Espace Magazine: Diorama, No. 109, Winter 2015

Espace Magazine: Diorama, No. 109, Winter 2015

Published in Espace Magazine, #109, Winter 2015

White Cube, Bermondsey, London

18 July - 28 September 2014

Hybrid body parts, severed limbs and phallic figures populate Rachel Kneebone’s 399 Days (2012-2013). Towering over visitors as they enter the White Cube’s 9x9x9 gallery space in Bermondsey (London, UK), the artist’s psychosexual hinterland takes the form of an erect column that soars towards the cubic room’s bright skylight. Unfolding an infinite spiral narrative that purposefully lacks a cohesive beginning, middle and end, the ivory sculpture refutes both history and the passage of time.
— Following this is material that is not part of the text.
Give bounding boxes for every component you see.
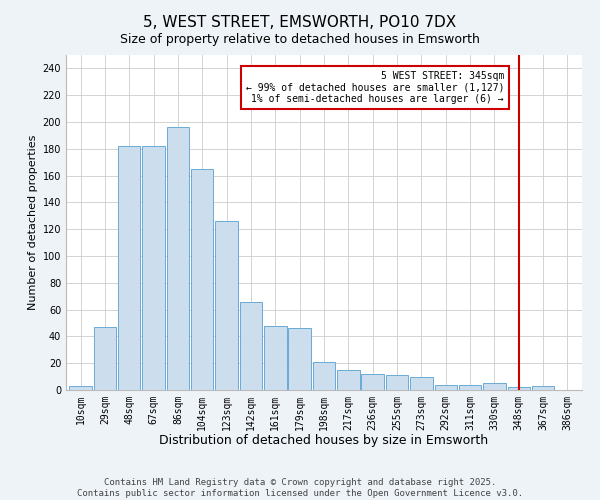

Instead, it chooses to focus on the now, or rather the viewer’s immediate visceral reaction to the anagrams of vehemence and violence that inhabit Kneebone’s porcelain chrysalis. Hence, recognizable shapes rub shoulders with the quintessentially bizarre, as 399 Days simultaneously conveys familiarity and strangeness, beauty and horror, purity and adulteration, ecstasy and mortality, fragility and monumentality, playfulness and menace, and completeness and provisionality. It is through these acts of negation that the artist’s uncanny plot unfolds.